My father was a population geneticist which is the kind of genetics that involves large populations rather than the kind that predicts whether breeding a red flower with a blue flower will make a purple one. Similar principles are involved but population genetics is much more complex. This type of genetics was very important to the owners of the large sheep ranches in Australia so it wasn't uncommon to take trips outback to visit with them.
Yes, little cherub, this isn't much fun as a bed-time story but rest easy, little one, it will get worse.
On one of the trips outback, my father decided to also use the trip to get some film footage for one of his TV shows so he took my brother and I out with him. It was glorious fun for two young boys as we were riding around in the back of a pickup truck and bouncing through the countryside far away from any real roads.
There were two pickup trucks and perhaps they were racing each other or something but they really astonishing thing to see was all the kangaroos. Perhaps they were intrigued by the trucks as they were pacing them on each side and it wasn't just a few but a great many of them.

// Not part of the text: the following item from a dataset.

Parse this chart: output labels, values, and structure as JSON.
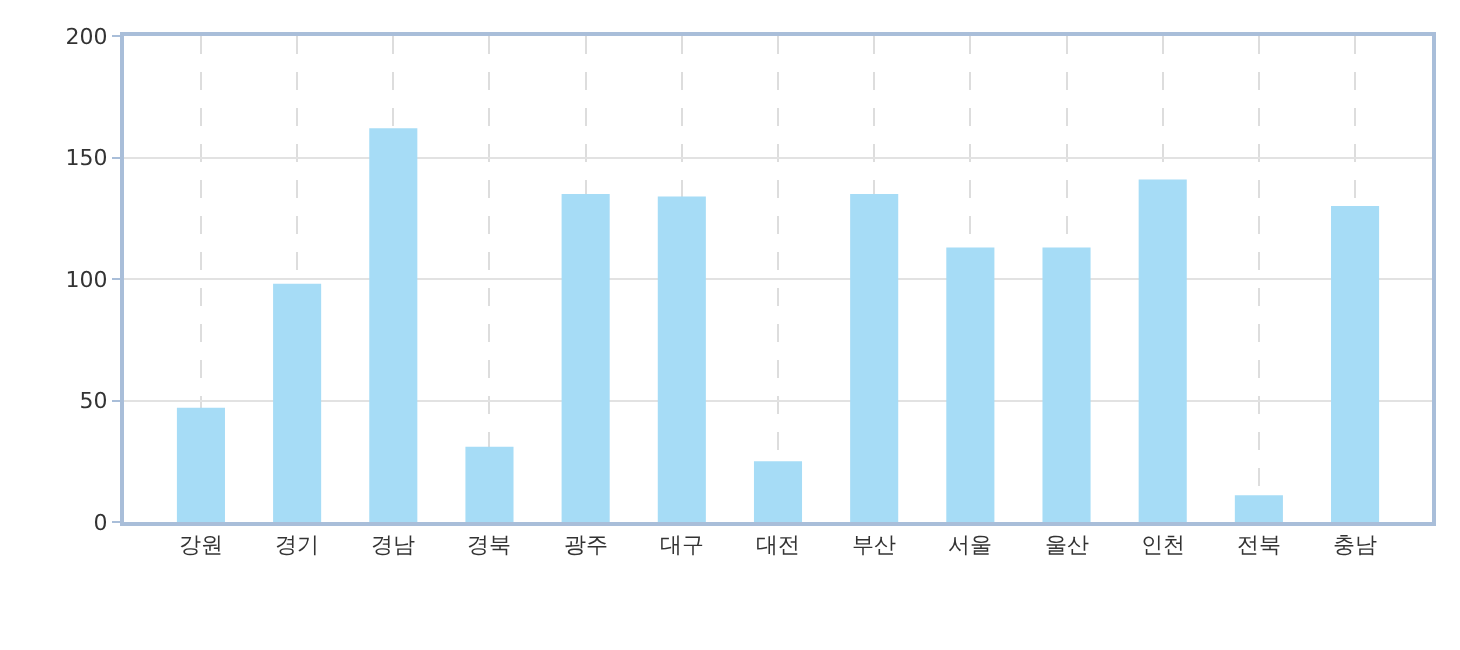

Kangaroos don't just come in one color and they were also in many different sizes, all bounding as a kangaroo will at enormous speeds across the land around us. It was a marvelous thing as there all the colors of the Australian outback, all blazing past us at breakneck speed. Australian drivers have no respect for speed laws so this was an exceptionally wild ride and my brother and I were loving it. My father was filming it all with who knows what in mind but we didn't care as we were so much enjoying watching the kangaroos.
After some time we got to the sheep station and there was something that I'm sure bored my brother and I senseless but later we went back out riding again.
No-one said why but we stopped out around a grove of eucalyptus trees and my father started setting up his cameras. One of the ranchers took us off some distance to show us the koalas in the trees and this was quite a wonderful thing too. They're such charming little animals.
My father called to us to come to him so both of us went dashing back to find him filming from near the back of the pickup truck. We came scampering around the truck to him and, after rounding the back of the truck, we saw a bloody great kangaroo, dead on the rear tailgate.
I stopped dead in my tracks and, in a moment of juvenile genius, I went over to it and petted it as if this would somehow help.
All the while my father was filming as apparently what he wanted to capture was an authentic reaction to the death of this great animal. Well, he certainly got that. I'm sure my brother and I were in tears but I can't say that for sure as Australians don't cry as I'm sure you know.
So, thanks, ol' Dad, for traumatising me to the point that I still remember the story fifty years later!
Yes, little cherub, I know this is a horrible bedtime story but it does have a moral to the story: if you see your father with a film camera, RUN AWAY!
Yes, little cherub, this isn't much fun as a bed-time story but rest easy, little one, it will get worse.
On one of the trips outback, my father decided to also use the trip to get some film footage for one of his TV shows so he took my brother and I out with him. It was glorious fun for two young boys as we were riding around in the back of a pickup truck and bouncing through the countryside far away from any real roads.
There were two pickup trucks and perhaps they were racing each other or something but they really astonishing thing to see was all the kangaroos. Perhaps they were intrigued by the trucks as they were pacing them on each side and it wasn't just a few but a great many of them.
Kangaroos don't just come in one color and they were also in many different sizes, all bounding as a kangaroo will at enormous speeds across the land around us. It was a marvelous thing as there all the colors of the Australian outback, all blazing past us at breakneck speed. Australian drivers have no respect for speed laws so this was an exceptionally wild ride and my brother and I were loving it. My father was filming it all with who knows what in mind but we didn't care as we were so much enjoying watching the kangaroos.
After some time we got to the sheep station and there was something that I'm sure bored my brother and I senseless but later we went back out riding again.
No-one said why but we stopped out around a grove of eucalyptus trees and my father started setting up his cameras. One of the ranchers took us off some distance to show us the koalas in the trees and this was quite a wonderful thing too. They're such charming little animals.
My father called to us to come to him so both of us went dashing back to find him filming from near the back of the pickup truck. We came scampering around the truck to him and, after rounding the back of the truck, we saw a bloody great kangaroo, dead on the rear tailgate.
I stopped dead in my tracks and, in a moment of juvenile genius, I went over to it and petted it as if this would somehow help.
All the while my father was filming as apparently what he wanted to capture was an authentic reaction to the death of this great animal. Well, he certainly got that. I'm sure my brother and I were in tears but I can't say that for sure as Australians don't cry as I'm sure you know.
So, thanks, ol' Dad, for traumatising me to the point that I still remember the story fifty years later!
Yes, little cherub, I know this is a horrible bedtime story but it does have a moral to the story: if you see your father with a film camera, RUN AWAY!
2 comments:
Check your account but choise wisely my son
You are far too generous and this means water. Thank you!